Щелкни щенка разок-другой по носу, он забьется в угол или начнет кататься по полу, прося у хозяина прощения. У ребенка же от попреков рождается опасливость, и он прячет ее за безразличием, бравадой или замыкается в себе. Оттолкни однажды ребенка, он потом будет чувствовать неприязнь, даже когда ее и в помине нет, и, хуже того, вызовет неприязнь одной своей опасливостью.

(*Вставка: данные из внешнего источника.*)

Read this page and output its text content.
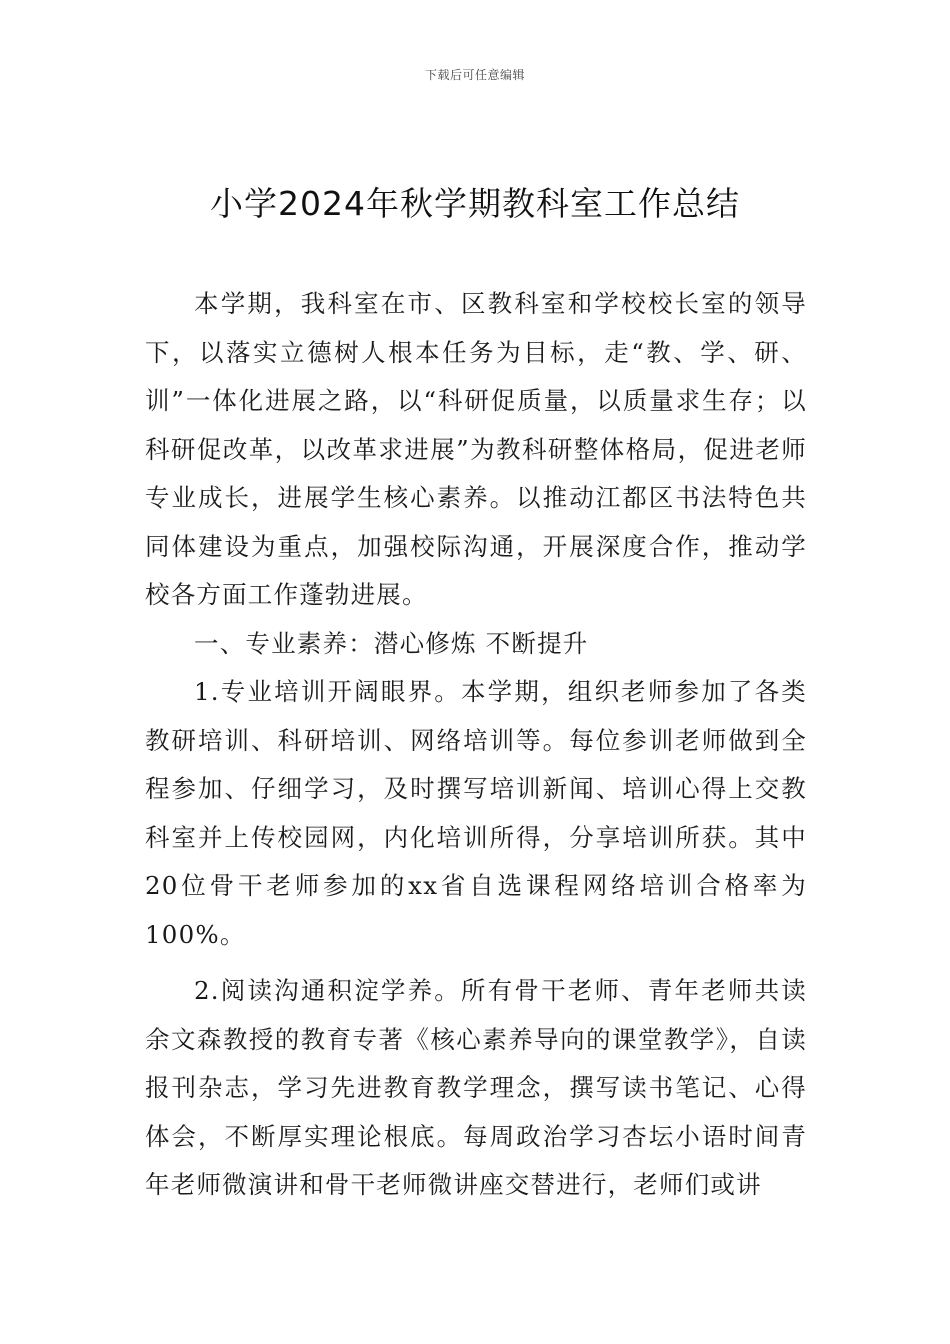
下载后可任意编辑
小学2024年秋学期教科室工作总结

本学期，我科室在市、区教科室和学校校长室的领导下，以落实立德树人根本任务为目标，走“教、学、研、训”一体化进展之路，以“科研促质量，以质量求生存；以科研促改革，以改革求进展”为教科研整体格局，促进老师专业成长，进展学生核心素养。以推动江都区书法特色共同体建设为重点，加强校际沟通，开展深度合作，推动学校各方面工作蓬勃进展。

一、专业素养：潜心修炼 不断提升

1.专业培训开阔眼界。本学期，组织老师参加了各类教研培训、科研培训、网络培训等。每位参训老师做到全程参加、仔细学习，及时撰写培训新闻、培训心得上交教科室并上传校园网，内化培训所得，分享培训所获。其中20位骨干老师参加的xx省自选课程网络培训合格率为100%。

2.阅读沟通积淀学养。所有骨干老师、青年老师共读余文森教授的教育专著《核心素养导向的课堂教学》，自读报刊杂志，学习先进教育教学理念，撰写读书笔记、心得体会，不断厚实理论根底。每周政治学习杏坛小语时间青年老师微演讲和骨干老师微讲座交替进行，老师们或讲
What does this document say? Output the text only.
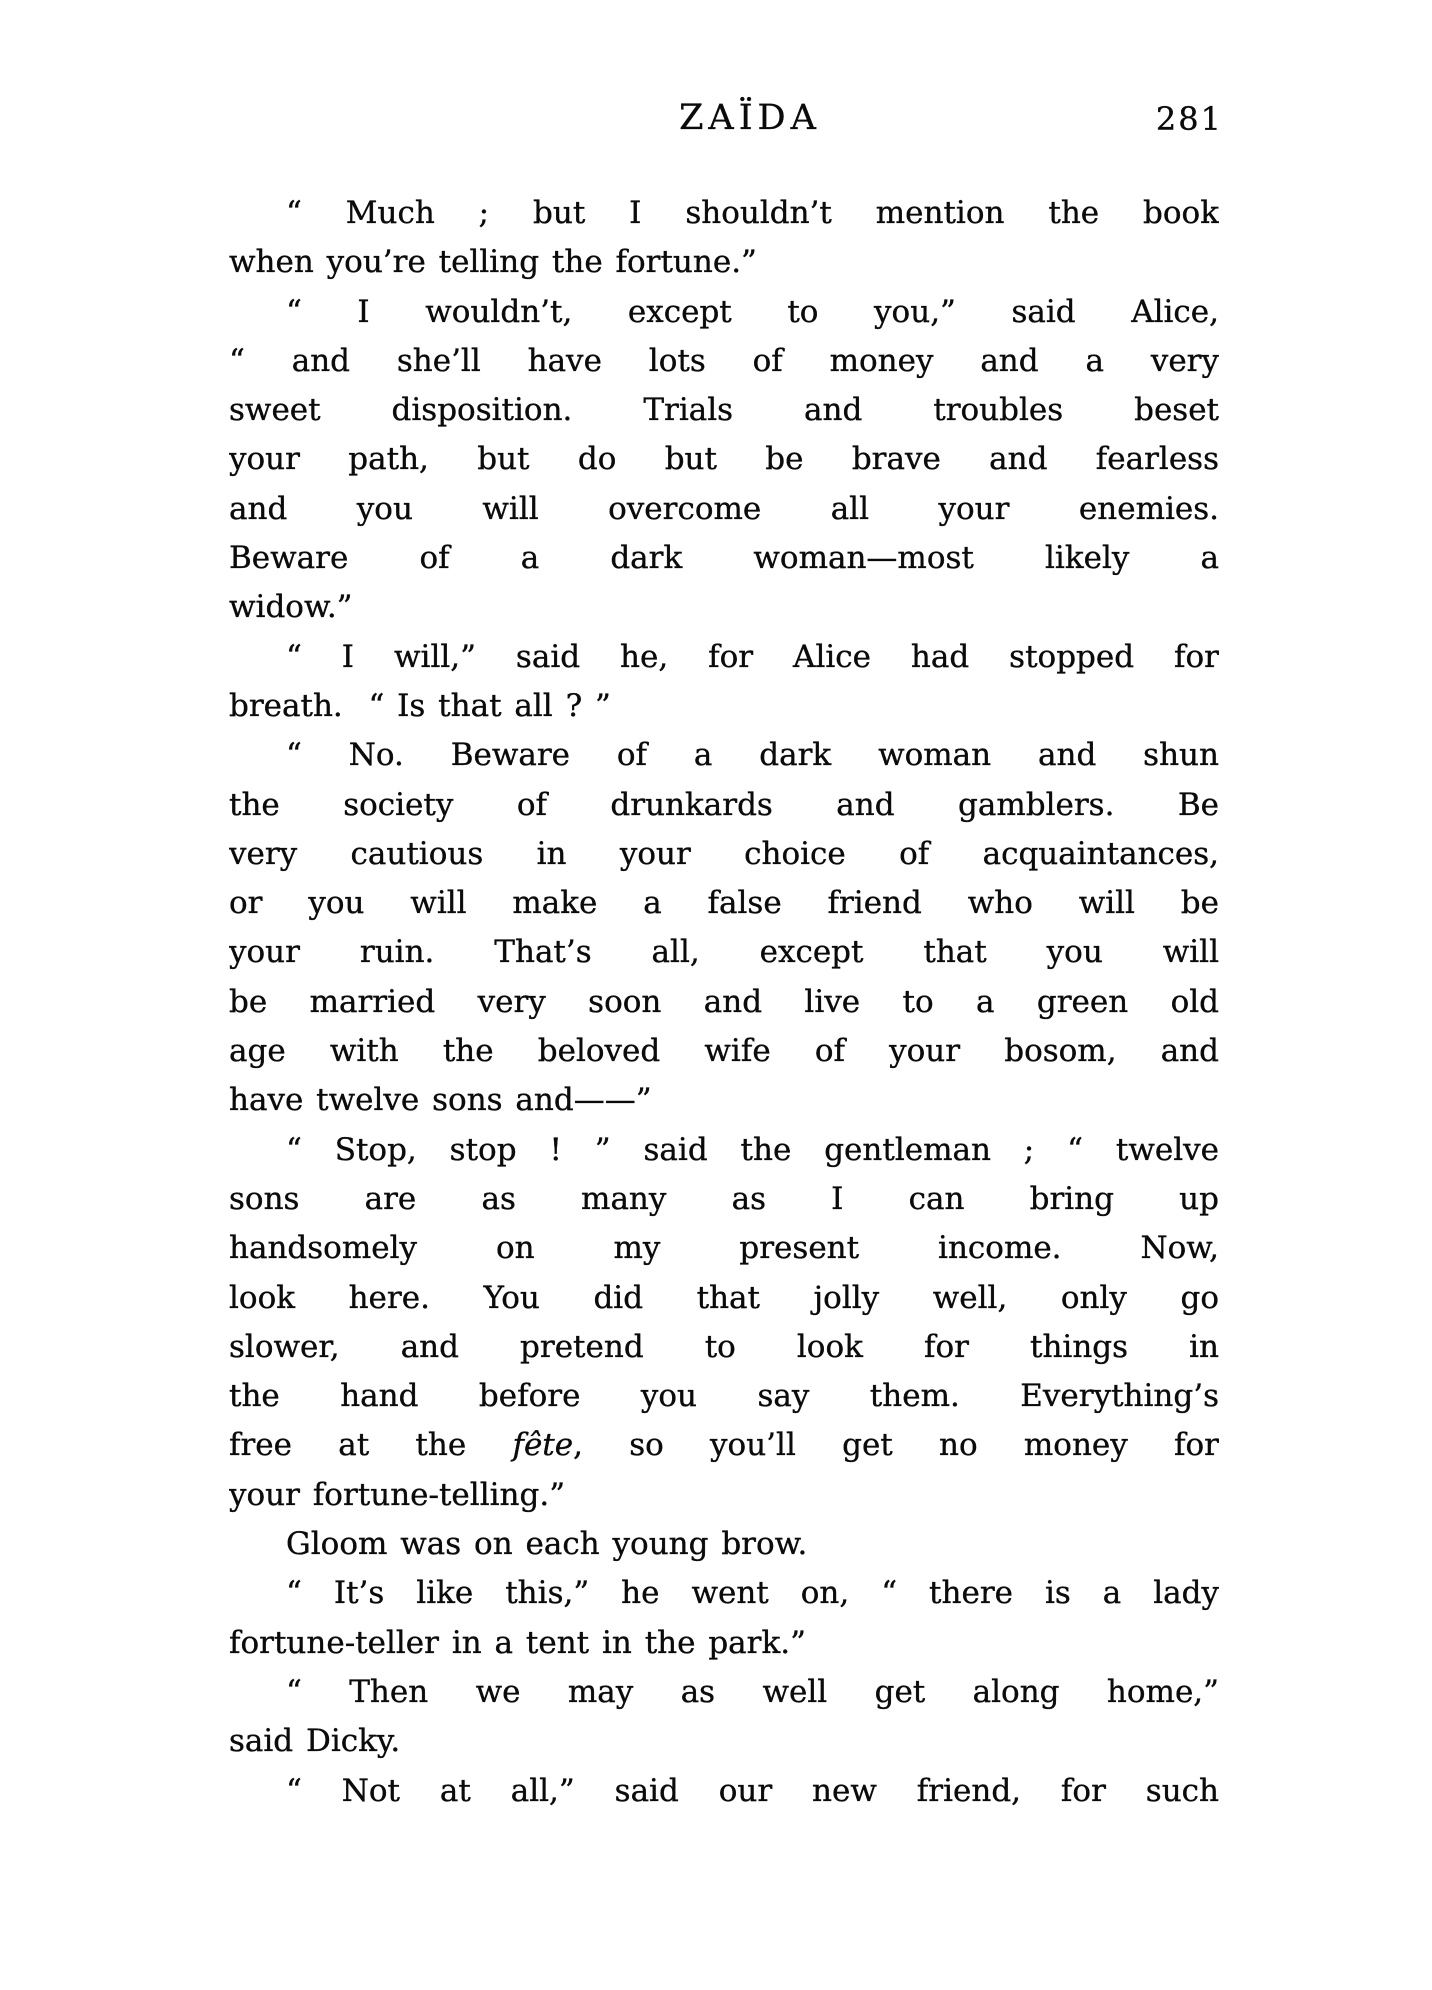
ZAÏDA	281
“ Much ; but I shouldn’t mention the book
when you’re telling the fortune.”
“ I wouldn’t, except to you,” said Alice,
“ and she’ll have lots of money and a very
sweet disposition. Trials and troubles beset
your path, but do but be brave and fearless
and you will overcome all your enemies.
Beware of a dark woman—most likely a
widow.”
“ I will,” said he, for Alice had stopped for
breath.  “ Is that all ? ”
“ No. Beware of a dark woman and shun
the society of drunkards and gamblers. Be
very cautious in your choice of acquaintances,
or you will make a false friend who will be
your ruin. That’s all, except that you will
be married very soon and live to a green old
age with the beloved wife of your bosom, and
have twelve sons and——”
“ Stop, stop ! ” said the gentleman ; “ twelve
sons are as many as I can bring up
handsomely on my present income. Now,
look here. You did that jolly well, only go
slower, and pretend to look for things in
the hand before you say them. Everything’s
free at the fête, so you’ll get no money for
your fortune-telling.”
Gloom was on each young brow.
“ It’s like this,” he went on, “ there is a lady
fortune-teller in a tent in the park.”
“ Then we may as well get along home,”
said Dicky.
“ Not at all,” said our new friend, for such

Перемены в Кейле накапливались так медленно и так долго, что он не замечал ничего необычного. Как бы само собой получилось, что он выстроил вокруг себя защитную стену, отгораживающую его от других. Если в ней и были уязвимые места, то как раз там, где она ближе всего соприкасалась с Ароном, с Ли и особенно — с Адамом. Может быть, Кейл и чувствовал себя всего безопаснее, когда отец не обращал на него внимания. Лучше пусть тебя вообще не замечают, чем замечают в тебе только плохое.
Еще совсем маленьким Кейл разгадал одну хитрость. Если потихоньку подойти к сидящему отцу и слегка прислониться к его колену, то он машинально поднимет руку и погладит тебя по плечу. Вероятно. Адам даже не отдавал себе отчета в том, что делает, но его непроизвольная ласка вызывала взрыв чувств у сына, и тот научился дорожить атой редкой радостью и приберегал ее на самый худой случай. Это была Кейлова волшебная палочка-выручалочка и обряд, выражающий слепое обожание отца.
Мало что меняется при перемене места. В Салинасе Кейл не завел друзей, как не завел их в Кинг-Сити. У него были знакомые и приятели, его уважали и даже восхищались им, но вот настоящих друзей у него не было. Кейл жил один, сам по себе.
Хотя Ли знал, что Кейл по вечерам уходит из дома и возвращается иногда за полночь, он и виду не подавал и не пытался понапрасну расспрашивать или распекать подростка. Городские полицейские не раз и не два видели, как Кейл допоздна бродит один по улицам. Начальник полиции Хайзерман счел полезным поговорить со школьным надзирателем, и тот заверил его, что Кейл отнюдь не прогульщик, а очень даже успевающий ученик. Хайзерман, разумеется, неплохо знал Адама Траска, и, поскольку Кейл не бил окна и не нарушал общественный порядок, он велел своим подчиненным оставить мальчишку в покое, ко не спускать с него глаз, чтобы тот не попал в беду.
Однажды старый Том Уотсон подошел к Кейлу:
— Ты чего по ночам шляешься?
— Я же никому не мешаю, правда? — возразил тот.
— Вижу, что не мешаешь. Но в такую поздноту спать положено.
— А мне не хочется, — сказал Кейл. Для Старины Тома слова Кейла были сущей бессмыслицей, ибо за всю свою жизнь он не припоминал ни единого дня или часа, когда бы ему самому до смерти не хотелось спать. Парень даже захаживал в игорные дома в Китайском квартале, хотя играть не играл. Словом, загадка да и только. Впрочем, Тому Уотсону вообще многие вещи казались полнейшей загадкой, и у него не возникало никакого желания разгадывать ее.
Во время своих прогулок Кейл частенько вспоминал подслушанный им еще на ферме разговор между Ли и отцом. Ему хотелось докопаться до истины, но составлялась она медленно, по кусочкам: то из фразы, оброненной кем-то на улице, то из болтовни в бильярдной. Арон и внимания бы не обратил на обрывки разговоров, но Кейл схватывал их на лету и запоминал. Он знал, что его мать жива. Он знал также, что Арон не обрадуется, если она вдруг отыщется.